My attempt: Since $n$ and $n+1$ are discontinuities of first kind of $f$, we can define a new function, say $g_{n}$ such that $g_{n}$ is continuous on $[n,n+1]$ and equal to $f$ a.e. Thus $f$ is (Lebesgue) integrable on $[n,n+1]$. We then conclude that $f$ is locally integrable on $\mathbb{R}$ and therefore $T_{f}$ is well defined.
My question: 1) Is the above reasoning (to show that $T_f$ is well defined) correct? And:
2) What would the derivative of $T_f$ look like in this case? I think it is not $T_{f'}$ as $f'$ is not defined at $n$.

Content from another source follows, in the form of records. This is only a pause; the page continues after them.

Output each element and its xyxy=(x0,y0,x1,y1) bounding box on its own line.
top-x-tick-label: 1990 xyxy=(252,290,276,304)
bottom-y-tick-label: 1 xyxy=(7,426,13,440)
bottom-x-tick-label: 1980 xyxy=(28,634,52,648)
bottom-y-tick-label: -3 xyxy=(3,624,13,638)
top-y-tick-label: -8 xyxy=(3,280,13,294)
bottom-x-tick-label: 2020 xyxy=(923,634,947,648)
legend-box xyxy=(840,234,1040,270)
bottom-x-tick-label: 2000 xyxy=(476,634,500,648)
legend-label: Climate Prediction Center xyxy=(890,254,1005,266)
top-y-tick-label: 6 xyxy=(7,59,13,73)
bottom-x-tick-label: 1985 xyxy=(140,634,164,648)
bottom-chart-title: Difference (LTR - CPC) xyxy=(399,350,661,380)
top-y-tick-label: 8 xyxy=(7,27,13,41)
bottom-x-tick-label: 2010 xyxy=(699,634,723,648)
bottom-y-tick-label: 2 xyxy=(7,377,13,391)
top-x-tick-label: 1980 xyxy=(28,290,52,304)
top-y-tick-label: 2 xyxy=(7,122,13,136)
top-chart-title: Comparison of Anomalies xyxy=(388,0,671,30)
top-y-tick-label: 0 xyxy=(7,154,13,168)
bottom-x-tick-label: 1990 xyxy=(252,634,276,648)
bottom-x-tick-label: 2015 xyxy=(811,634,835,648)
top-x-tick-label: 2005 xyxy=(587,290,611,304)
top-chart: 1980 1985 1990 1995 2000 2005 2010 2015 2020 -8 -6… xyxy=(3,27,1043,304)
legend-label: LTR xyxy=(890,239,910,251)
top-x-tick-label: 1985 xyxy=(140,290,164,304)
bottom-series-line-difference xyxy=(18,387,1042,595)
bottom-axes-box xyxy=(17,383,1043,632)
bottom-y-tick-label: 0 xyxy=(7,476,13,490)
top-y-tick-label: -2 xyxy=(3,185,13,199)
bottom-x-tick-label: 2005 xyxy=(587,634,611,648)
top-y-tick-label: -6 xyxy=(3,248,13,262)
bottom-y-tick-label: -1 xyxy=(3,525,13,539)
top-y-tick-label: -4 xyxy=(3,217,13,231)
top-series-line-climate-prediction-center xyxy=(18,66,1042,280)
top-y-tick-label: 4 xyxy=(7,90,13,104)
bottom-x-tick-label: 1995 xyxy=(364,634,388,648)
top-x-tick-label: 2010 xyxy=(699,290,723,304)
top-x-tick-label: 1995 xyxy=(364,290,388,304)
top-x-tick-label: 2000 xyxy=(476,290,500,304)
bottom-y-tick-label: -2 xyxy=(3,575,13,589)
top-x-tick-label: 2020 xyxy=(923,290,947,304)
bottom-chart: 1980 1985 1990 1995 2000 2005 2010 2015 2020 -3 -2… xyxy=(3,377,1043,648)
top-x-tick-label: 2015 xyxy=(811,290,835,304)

Any help/hint is highly appreciated.
If $f$ is absolutely continuous on each segment $[n, n + 1]$ when defined to take the values $f(n + 0)$ and $f((n + 1) - 0)$ at the endpoints, integration by parts shows that the distributional derivative is $$f'(x) + \sum_n (f(n + 0) - f(n - 0)) \delta(x - n),$$ where $f'(x)$ is the ordinary derivative. If the conditions for integration by parts do not hold, the distributional derivative may not be representable in this form. Also, if the test functions do not have finite support, it is necessary to add a condition on how fast $f$ can grow.